YÖNTEM ve GEREÇLER: Çalışma OKB tanısı alan 101 hasta ve 52 kişilik sağlıklı kontrol grubu ile yapılmıştır. Çalışmanın verileri hasta ve kontrol grubunda Sosyodemografik Veri Formu, Hamilton Depresyon Derecelendirme Ölçeği (HDDÖ), Obsesyonel İnanışlar Ölçeği (OİÖ-44) ve Üstbiliş Ölçeği (ÜBÖ-30) ile toplanmıştır. Hasta grubunda ayrıca Yale-Brown Obsesyon Kompülsiyon Ölçeği (Y-BOKÖ) ve Aşırı Değer Verilmiş Düşünce Ölçeği (ADDÖ) kullanılarak veri toplanmıştır. OKB tanılı hastalar ADDÖ puanlarına göre zayıf ve iyi içgörülü olarak iki gruba ayrılmıştır.
BULGULAR: ÜBÖ-30 olumlu inanç ve bilişsel güven alt boyut ortalama puanları hasta ve sağlıklı kontrol gruplarında benzer bulunmuştur. Zayıf ve iyi içgörü düzeyine sahip olan OKB hasta grupları obsesyon ve kompülsiyonların şiddeti, depresyon şiddeti, hastalık süresi, hastalığın başlama şekli gibi değişkenler ve tüm ölçeklerin ortalama puanları açısından karşılaştırıldığında aralarında anlamlı fark saptanmamış, sadece ÜBÖ-olumlu inanç alt boyutu ortalama puanı içgörüsü zayıf OKB grubunda daha yüksek bulunmuş olup, aradaki farkın ise istatistiksel anlamlılık sınırına yakın olduğu belirlenmiştir. Bu çalışmada OKB hastalarında depresyon ortalama puanları kontrollere göre daha yüksek bulunmuştur.

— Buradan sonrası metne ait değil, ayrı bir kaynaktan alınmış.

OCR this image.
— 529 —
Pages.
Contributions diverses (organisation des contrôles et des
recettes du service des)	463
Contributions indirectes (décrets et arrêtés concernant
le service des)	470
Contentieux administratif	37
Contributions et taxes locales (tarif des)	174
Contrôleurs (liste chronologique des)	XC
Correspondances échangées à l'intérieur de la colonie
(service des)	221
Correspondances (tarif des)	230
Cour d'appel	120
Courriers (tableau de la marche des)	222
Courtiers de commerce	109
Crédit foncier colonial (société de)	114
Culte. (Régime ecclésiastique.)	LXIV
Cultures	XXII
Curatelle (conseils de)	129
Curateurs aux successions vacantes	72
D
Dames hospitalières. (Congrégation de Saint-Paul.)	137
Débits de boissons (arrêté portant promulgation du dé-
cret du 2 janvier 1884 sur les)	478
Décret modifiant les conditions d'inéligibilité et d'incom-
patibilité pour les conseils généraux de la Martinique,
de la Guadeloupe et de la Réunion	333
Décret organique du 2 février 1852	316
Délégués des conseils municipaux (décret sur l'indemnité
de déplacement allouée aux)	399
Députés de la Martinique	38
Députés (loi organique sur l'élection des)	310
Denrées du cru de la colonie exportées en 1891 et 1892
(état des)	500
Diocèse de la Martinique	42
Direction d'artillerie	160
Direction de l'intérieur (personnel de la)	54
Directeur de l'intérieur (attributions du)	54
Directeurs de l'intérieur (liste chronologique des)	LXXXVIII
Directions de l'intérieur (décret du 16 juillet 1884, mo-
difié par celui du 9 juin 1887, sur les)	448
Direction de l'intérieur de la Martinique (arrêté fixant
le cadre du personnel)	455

TARTIŞMA ve SONUÇ: Bu çalışmanın bulgularına göre, sağlıklı gönüllüler ile OKB hastalarının bazı üstbilişlerinin, bilinenin aksine benzer seviyede olduğu ortaya konmuştur. OKB hastaları içinde ise içgörü ile üstbilişler arasında anlamlı ilişki saptanmamıştır. Bununla birlikte; içgörünün niteliksel çalışma deseni ile derinlemesine ele alındığı, daha geniş örneklemli ve daha fazla demografik ve klinik verinin dahil edildiği yeni çalışmalara ihtiyaç olduğu söylenebilir. Ayrıca, içgörü kavramının OKB’deki rolünün tartışmaya açık olduğu, tedavi ve klinik yaklaşımda içgörü düzeyinin belirleyiciliğinin sorgulanması gerektiği öne sürülebilir.